Voilà les pensées qui se débattaient dans l’esprit de notre héros pendant qu’il tirait après lui les deux gredins à la corde. Car sous la rude écorce du soldat habitué à la caserne ou à la tranchée, sous les dehors fanfarons du bretteur se dérobait un grand cœur : Flambard possédait la noblesse de l’âme, et cette noblesse parfois lui donnait une dignité qui le pouvait élever au rang des hommes supérieurs. L’esprit cultivé et orné par les voyages et le contact d’hommes instruits — tel le comte de Maubertin dont il avait été le compagnon d’armes et le serviteur dévoué et fidèle — il pouvait s’élever dans les sphères intellectuelles et y briller avec éclat. Excellent serviteur de Dieu et du roi, aimant sa France et fier de sa race, ce n’était pas un mercenaire : il était prêt à donner tout son sang et sa vie pour la plus grande gloire de sa patrie sans rien exiger en retour. D’une nature droite et loyale, il exécrait la duperie et la lâcheté ; doué d’un tempérament généreux, il se fût sacrifié pour autrui sans compter sur la dette de reconnaissance. Aussi était-il sans cesse porté à prendre la défense du faible contre le fort quoiqu’il en coûtât, du petit contre le grand, quelque danger qu’il en courût. Et, d’un esprit juste, il aimait que chacun reçût la justice selon son mérite. Enfin, aimant et louant la vertu, il était l’ennemi acharné du vice qu’il fallait anéantir et du crime qu’il importait de châtier.

Ainsi pétri, il n’était donc pas étonnant que Flambard s’acharnât tant à retrouver l’enfant du capitaine de Vaucourt, bien qu’à cet enfant il eût certaines attaches par l’amour paternel, pour ainsi dire, qu’il avait pour Héloïse de Maubertin, et à justicier les coquins qui avaient accompli ce rapt cruel.

Aussi, s’était-il demandé comment, une fois l’enfant retrouvé et remis aux bras de sa mère, il pourrait bien punir les deux grenadiers qui s’étaient rendus coupables d’une action aussi lâche. Et son esprit était revenu à cette pensée de châtiment, lorsque Pertuluis de sa voix profonde le tira de sa rêverie.

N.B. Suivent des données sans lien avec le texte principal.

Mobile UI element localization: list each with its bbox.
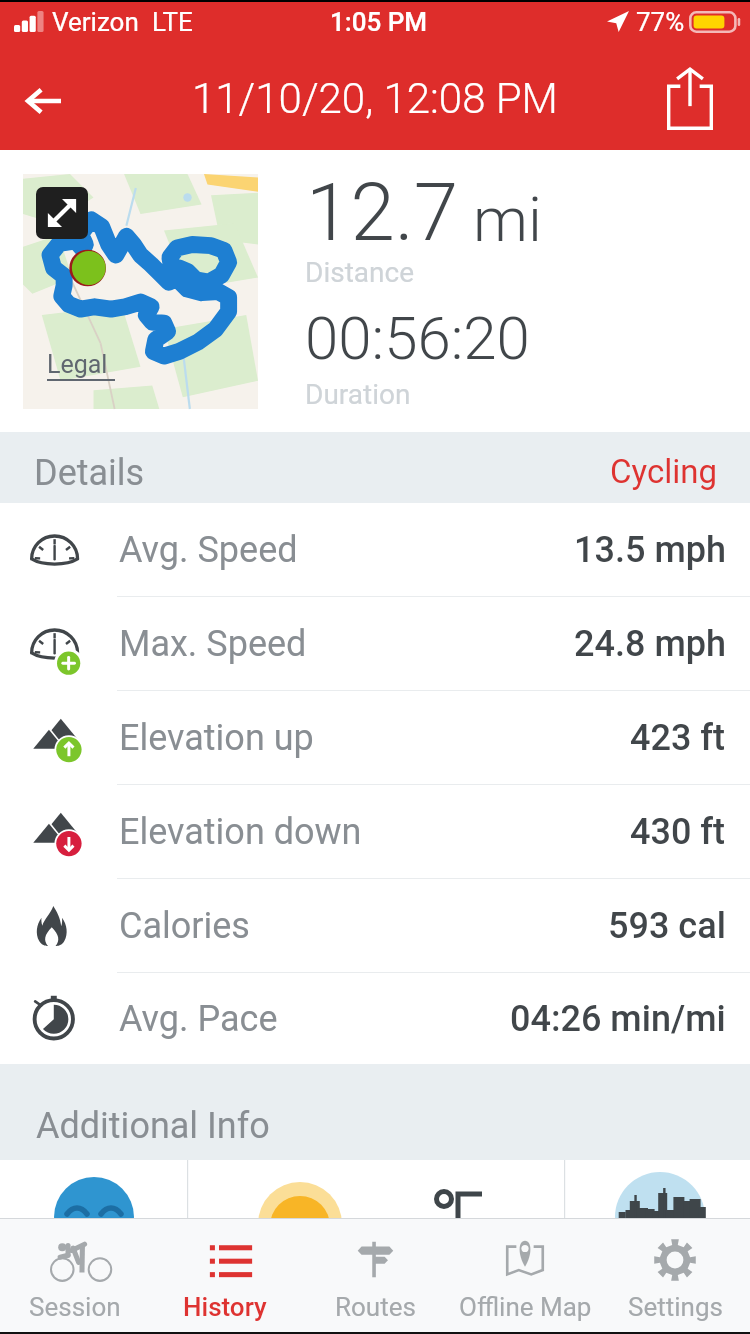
staticText: 13.5 mph xyxy=(574,529,726,571)
staticText: 593 cal xyxy=(608,905,726,947)
button[interactable]: Max. Speed xyxy=(0,597,750,691)
staticText: 1:05 PM xyxy=(330,7,428,37)
button[interactable]: Avg. Speed xyxy=(0,503,750,597)
staticText: Details xyxy=(34,452,145,494)
button[interactable]: Weather xyxy=(0,1160,187,1218)
button[interactable]: Air quality xyxy=(562,1160,750,1218)
staticText: History xyxy=(183,1292,267,1322)
staticText: Legal xyxy=(47,350,108,379)
staticText: Calories xyxy=(119,905,250,947)
button[interactable]: Elevation down xyxy=(0,785,750,879)
button[interactable]: Session xyxy=(0,1219,150,1332)
staticText: Settings xyxy=(628,1292,723,1322)
staticText: LTE xyxy=(152,7,193,37)
staticText: Max. Speed xyxy=(119,623,307,665)
staticText: 04:26 min/mi xyxy=(510,998,726,1040)
staticText: 430 ft xyxy=(630,811,726,853)
button[interactable]: Settings xyxy=(600,1219,750,1332)
staticText: Session xyxy=(29,1292,121,1322)
staticText: 423 ft xyxy=(630,717,726,759)
staticText: Routes xyxy=(335,1292,416,1322)
button[interactable]: Elevation up xyxy=(0,691,750,785)
staticText: 24.8 mph xyxy=(574,623,726,665)
staticText: 77% xyxy=(636,7,685,37)
staticText: Avg. Pace xyxy=(119,998,278,1040)
button[interactable]: Back xyxy=(8,65,80,137)
button[interactable]: Share xyxy=(654,63,726,135)
button[interactable]: Sunrise xyxy=(187,1160,374,1218)
staticText: Avg. Speed xyxy=(119,529,298,571)
button[interactable]: Offline Map xyxy=(450,1219,600,1332)
staticText: Elevation up xyxy=(119,717,314,759)
staticText: Additional Info xyxy=(36,1105,270,1147)
button[interactable]: Calories xyxy=(0,879,750,973)
staticText: Duration xyxy=(305,378,411,411)
staticText: Elevation down xyxy=(119,811,362,853)
staticText: Distance xyxy=(305,256,414,289)
staticText: Verizon xyxy=(52,7,139,37)
staticText: 11/10/20, 12:08 PM xyxy=(192,74,558,123)
button[interactable]: Routes xyxy=(300,1219,450,1332)
staticText: 00:56:20 xyxy=(305,303,530,373)
button[interactable]: Temperature xyxy=(374,1160,562,1218)
button[interactable]: Expand map xyxy=(36,187,88,239)
staticText: Cycling xyxy=(610,452,717,491)
staticText: Offline Map xyxy=(459,1292,592,1322)
button[interactable]: Avg. Pace xyxy=(0,973,750,1064)
button[interactable]: History xyxy=(150,1219,300,1332)
button[interactable]: Route map xyxy=(23,174,258,409)
staticText: 12.7 xyxy=(306,166,459,260)
staticText: mi xyxy=(473,183,542,256)
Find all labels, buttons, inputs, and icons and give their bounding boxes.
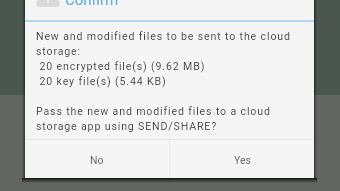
button[interactable]: Yes [170,140,314,178]
staticText: No [90,154,104,166]
staticText: Confirm [65,0,119,9]
staticText: New and modified files to be sent to the… [36,30,304,132]
button[interactable]: No [25,140,169,178]
staticText: Yes [234,154,251,166]
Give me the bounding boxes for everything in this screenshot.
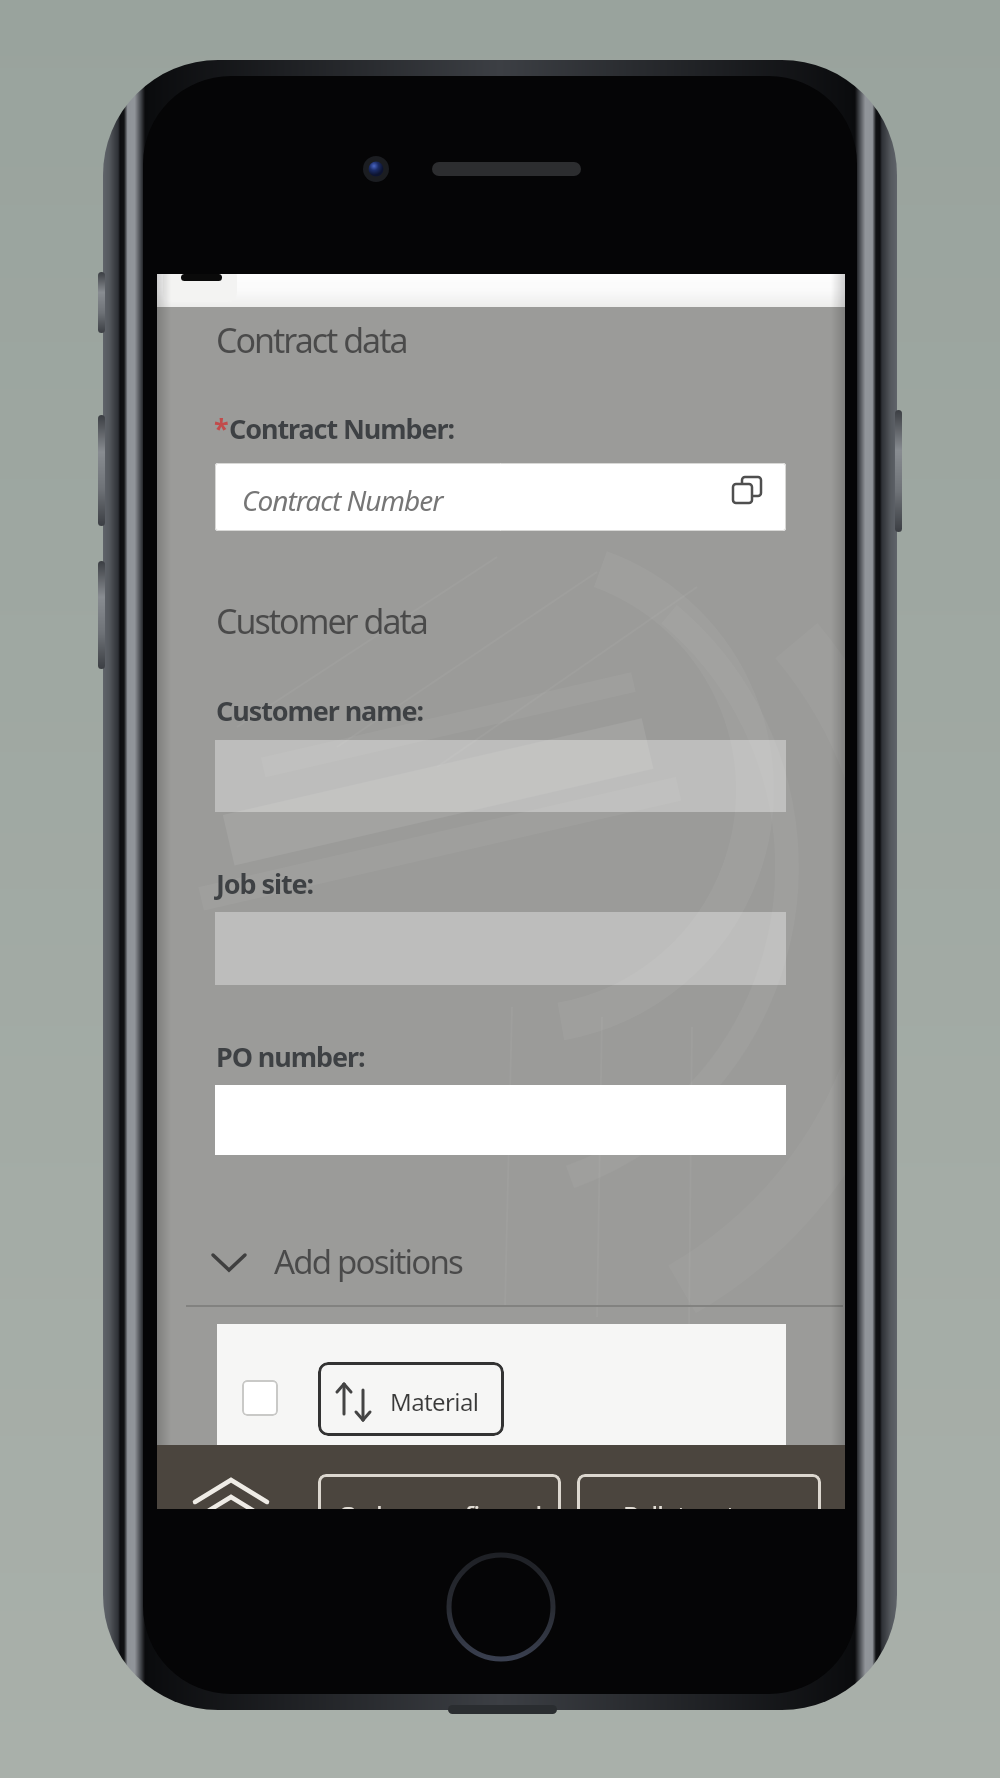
staticText: Customer name: [216,692,423,729]
staticText: Contract data [216,317,407,363]
staticText: Customer data [216,598,427,644]
staticText: Contract Number: [229,410,454,447]
button[interactable] [242,1380,278,1416]
staticText: Orders confirmed [338,1497,542,1509]
staticText: PO number: [216,1038,365,1075]
staticText: * [214,410,229,447]
staticText: Add positions [274,1239,463,1284]
button[interactable]: Add positions [207,1227,507,1282]
staticText: Pallets return [623,1497,775,1509]
staticText: Contract Number [242,481,443,519]
button[interactable]: Orders confirmed [318,1474,561,1509]
staticText: Job site: [216,865,314,902]
button[interactable]: Pallets return [577,1474,821,1509]
button[interactable]: Contract Number [215,463,786,531]
button[interactable]: Material [318,1362,504,1436]
staticText: Material [390,1385,479,1418]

— Voici à présent le chemin qu’il faut prendre, monsieur Flambard !

Le spadassin s’arrêta net.

Il faisait face à une immense baraque presque toute démolie par les canons anglais : c’était l’atelier des forgerons de l’armée. Cet atelier faisait l’angle du chemin que suivait Flambard et d’une rue, très noire, qui s’enfonçait dans le faubourg. Non loin de là, on distinguait vaguement la ligne grisâtre et irrégulière des murs de la cité.

— Est-ce qu’on tourne à droite ? interrogea Flambard.

— Oui, répondit Regaudin. On va à peu près deux cents toises sur cette rue, puis on monte vers les murs par la gauche. De là, il n’y aura plus que cinquante pas à faire pour atteindre l’habitation où nous allons.

— C’est bien, dit Flambard, allons !

La rue était encombrée à cet endroit de pierres, de poutres et autres matériaux et débris qui provenaient de la chute des murs des maisons démolies par les projectiles ennemis, et à chaque pas Flambard butait contre un obstacle quelconque.

— C’est un vrai casse-cou, remarqua-t-il, pensez-vous que nous pourrons nous reconnaître parmi ces gâchis ?

— Soyez tranquille, répliqua Pertuluis, je trouverais les yeux fermés !

— Mais êtes-vous sûrs, coquins, reprit Flambard avec une légère irritation au moment où il se relevait après être tombé dans un trou, qu’il reste encore des vivants par ici ?

Les deux grenadiers se mirent à rire.

— Nous sommes si sûrs, répondit Regaudin, que nous sommes prêts à jurer sur…

— Bien, bien, interrompit rudement le spadassin qui avait repris sa marche, ne jurez pas en vain ! Mais, au moins, pouvez-vous me dire si nous arrivons ?

— Tenez ! dit Pertuluis, tournez dans cette ruelle.

— Ah ! bon nous marchons vers les remparts.